Perhaps, if approved by the nation(s) involved under a clinical protocol with informed consent and ethics committee approval.

Given shortages of PPE reported in some parts of China, the lack of specific antiviral treatment,  and the spreading international pan-epidemic of  COVID-19, likely including unrecognized spread in parts of Africa and Latin America, should use of a live-attenuated vaccine or intentional low-dose transient exposure to the virus by small numbers of health workers or others be undertaken outside of China?

No. Not at this time.

Should mass production of complete COVID-19 Personal Protective Equipment (PPE) be mass-produced in multiple nations immediately, in addition to the ongoing effort in China?

Yes. Not only for the “Global North”, but for the “Global South” i.e., Humanity. And to help prevent sustained transmission in both Hemispheres, and thus prevent year-round transmission like influenza, and unlike SARS.

Dr. Daniel Lucey

Daniel Lucey, M.D. MPH, FIDSA, FACP, is an infectious diseases physician and adjunct professor of infectious diseases at Georgetown University Medical Center, a senior scholar at the Georgetown University O’Neil Institute, Anthropology Research Associate, Smithsonian Museum of Natural History and a member of the Infectious Diseases Society of America Global Health Committee.He has served as a volunteer medical responder to outbreaks that included the West Africa Ebola crisis. He has collected information on outbreaks starting in 2001 with cases of anthrax in 2001, and including smallpox vaccination 2002, SARS 2003, H5N1 Flu 2004, MERS in 2013, and Ebola in April, 2014, He has gathered, and is updating information on the current outbreak of pneumonia first reported in Wuhan City in the Hubei province of China.







7 thoughts on ““Immune survivors” of Covid-19: Protective antibody for treatment and prophylaxis?

  1. Ellen Jacobsen

    Would someone with an already overactive immune system be less likely to catch this virus? For example a person who has an auto-immune disease such as lupus.
    Thank you.


    Hyper-immune therapy is one of the best options when no other therapy does work or available.
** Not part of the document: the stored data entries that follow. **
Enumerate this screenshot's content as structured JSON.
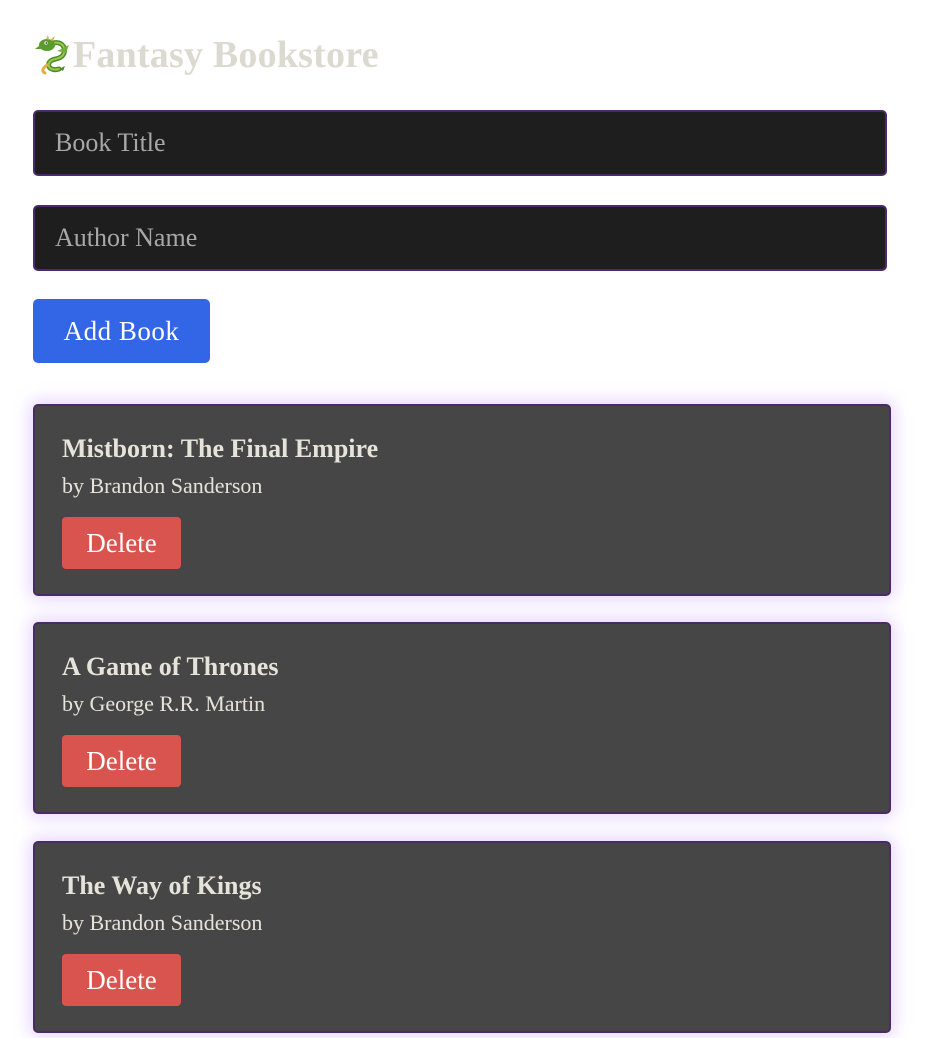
{
  "header": {
    "icon": "dragon-icon",
    "title": "Fantasy Bookstore",
    "title_color": "#dcdad0"
  },
  "form": {
    "title_placeholder": "Book Title",
    "title_value": "",
    "author_placeholder": "Author Name",
    "author_value": "",
    "add_label": "Add Book",
    "add_color": "#3366e6"
  },
  "books": [
    {
      "title": "Mistborn: The Final Empire",
      "author": "by Brandon Sanderson",
      "delete_label": "Delete"
    },
    {
      "title": "A Game of Thrones",
      "author": "by George R.R. Martin",
      "delete_label": "Delete"
    },
    {
      "title": "The Way of Kings",
      "author": "by Brandon Sanderson",
      "delete_label": "Delete"
    }
  ],
  "colors": {
    "card_background": "#464646",
    "card_border": "#4a2a6a",
    "card_glow": "#be8cff",
    "delete": "#d9534f",
    "input_background": "#1e1e1e"
  }
}
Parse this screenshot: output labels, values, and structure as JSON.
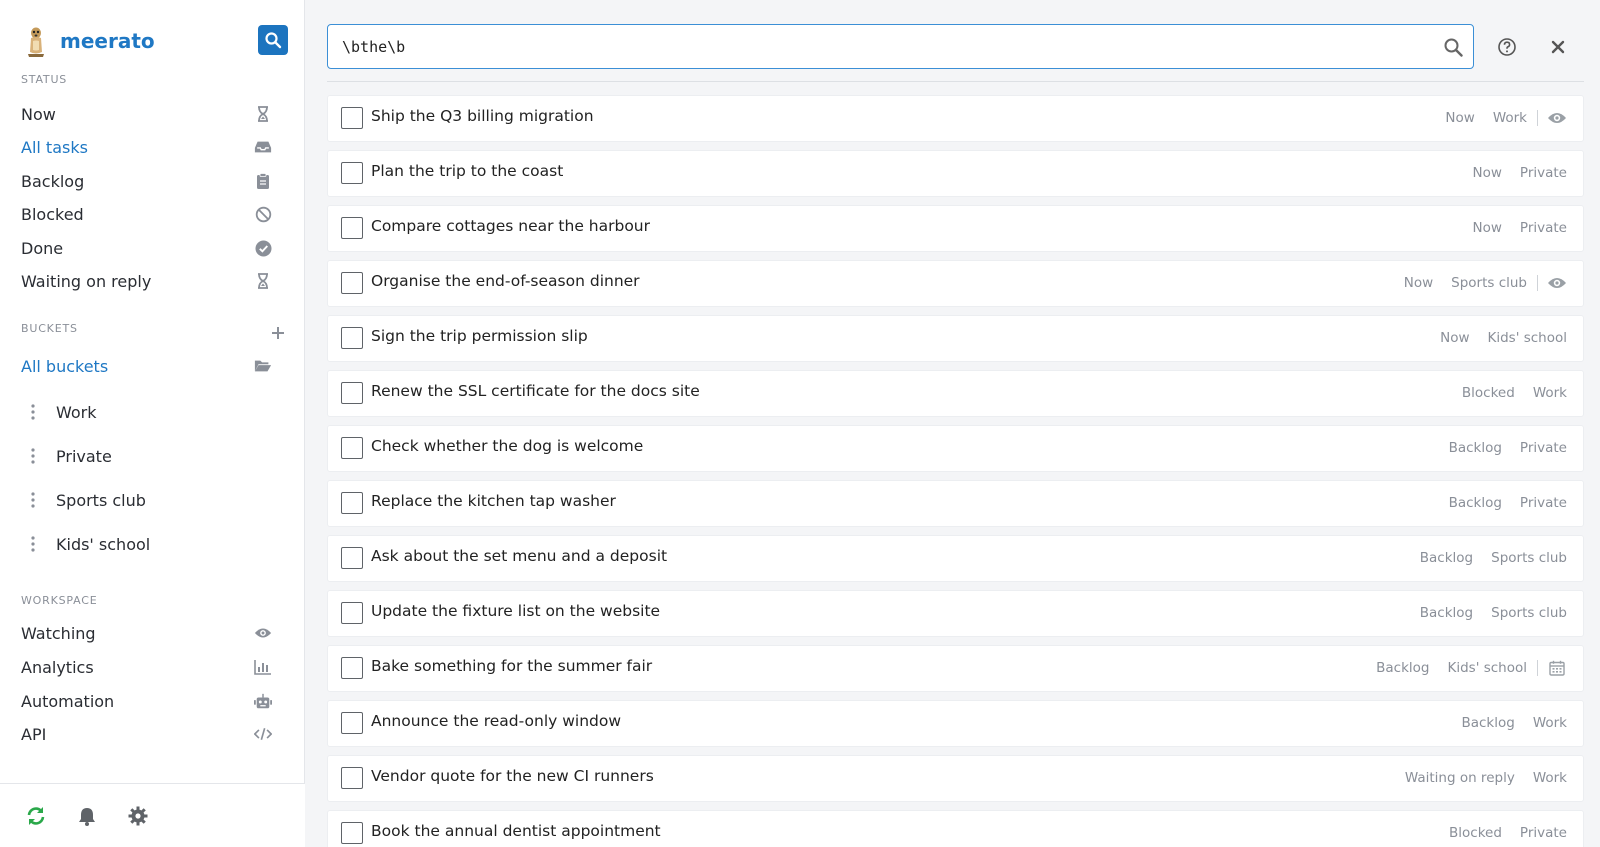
{
  "app": {
    "name": "meerato"
  },
  "sidebar": {
    "status_label": "STATUS",
    "status_items": [
      {
        "label": "Now",
        "icon": "hourglass-icon",
        "active": false
      },
      {
        "label": "All tasks",
        "icon": "inbox-icon",
        "active": true
      },
      {
        "label": "Backlog",
        "icon": "clipboard-icon",
        "active": false
      },
      {
        "label": "Blocked",
        "icon": "ban-icon",
        "active": false
      },
      {
        "label": "Done",
        "icon": "check-circle-icon",
        "active": false
      },
      {
        "label": "Waiting on reply",
        "icon": "hourglass-icon",
        "active": false
      }
    ],
    "buckets_label": "BUCKETS",
    "all_buckets": {
      "label": "All buckets",
      "icon": "folder-open-icon"
    },
    "buckets": [
      "Work",
      "Private",
      "Sports club",
      "Kids' school"
    ],
    "workspace_label": "WORKSPACE",
    "workspace_items": [
      {
        "label": "Watching",
        "icon": "eye-icon"
      },
      {
        "label": "Analytics",
        "icon": "bar-chart-icon"
      },
      {
        "label": "Automation",
        "icon": "robot-icon"
      },
      {
        "label": "API",
        "icon": "code-icon"
      }
    ],
    "footer_icons": [
      "sync-icon",
      "bell-icon",
      "gear-icon"
    ]
  },
  "search": {
    "value": "\\bthe\\b",
    "placeholder": ""
  },
  "colors": {
    "accent": "#1f78c4",
    "sync": "#2aa84a",
    "muted": "#8a8f98"
  },
  "tasks": [
    {
      "title": "Ship the Q3 billing migration",
      "status": "Now",
      "bucket": "Work",
      "icon": "eye-icon"
    },
    {
      "title": "Plan the trip to the coast",
      "status": "Now",
      "bucket": "Private",
      "icon": ""
    },
    {
      "title": "Compare cottages near the harbour",
      "status": "Now",
      "bucket": "Private",
      "icon": ""
    },
    {
      "title": "Organise the end-of-season dinner",
      "status": "Now",
      "bucket": "Sports club",
      "icon": "eye-icon"
    },
    {
      "title": "Sign the trip permission slip",
      "status": "Now",
      "bucket": "Kids' school",
      "icon": ""
    },
    {
      "title": "Renew the SSL certificate for the docs site",
      "status": "Blocked",
      "bucket": "Work",
      "icon": ""
    },
    {
      "title": "Check whether the dog is welcome",
      "status": "Backlog",
      "bucket": "Private",
      "icon": ""
    },
    {
      "title": "Replace the kitchen tap washer",
      "status": "Backlog",
      "bucket": "Private",
      "icon": ""
    },
    {
      "title": "Ask about the set menu and a deposit",
      "status": "Backlog",
      "bucket": "Sports club",
      "icon": ""
    },
    {
      "title": "Update the fixture list on the website",
      "status": "Backlog",
      "bucket": "Sports club",
      "icon": ""
    },
    {
      "title": "Bake something for the summer fair",
      "status": "Backlog",
      "bucket": "Kids' school",
      "icon": "calendar-icon"
    },
    {
      "title": "Announce the read-only window",
      "status": "Backlog",
      "bucket": "Work",
      "icon": ""
    },
    {
      "title": "Vendor quote for the new CI runners",
      "status": "Waiting on reply",
      "bucket": "Work",
      "icon": ""
    },
    {
      "title": "Book the annual dentist appointment",
      "status": "Blocked",
      "bucket": "Private",
      "icon": ""
    }
  ]
}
In case of fatal COVID-19 infected patients the degree of damage in vital organs are so severe that no supportive treatment does help patients and under such circumstances hyper-immune plasma along with buffy coat could be one of the best options to treat patients. Plasma contains huge amount of COIVD-19 specific antibodies (IgM, IgA and IgG ) which can arrest virus and neutralize them lead to effective phagocytosis. While plasma cells continue to produce 2000 molecules of antibodies/second and memory cells in presence of virus antigen undergoes massive multiplication and produce antibody producing Plasma cells. So it’s a combined effort of total immune system which infected patients can utilize from hyper-immune plasma from recovered patients when their immune system is under stress.

  3. Patricia Tsang, M.D.

    Since conferring passive immunity using convalescent immunoglobulins can be a potential treatment for those who are currently sick and there is currently no cure, why haven’t we heard it talked about and is there any ongoing study to determine if it works?

  4. LC Loggins

    Just how effective is the universally accepted six-feet separation enveloping each of us. The article referenced below infers that this micro-fauna cloud is translocated to others entering another’s personal biome. It seems to me then that while walking amongst others, that we pass straight through their invisible biome, making masks the minimal necessary PPE for All of us!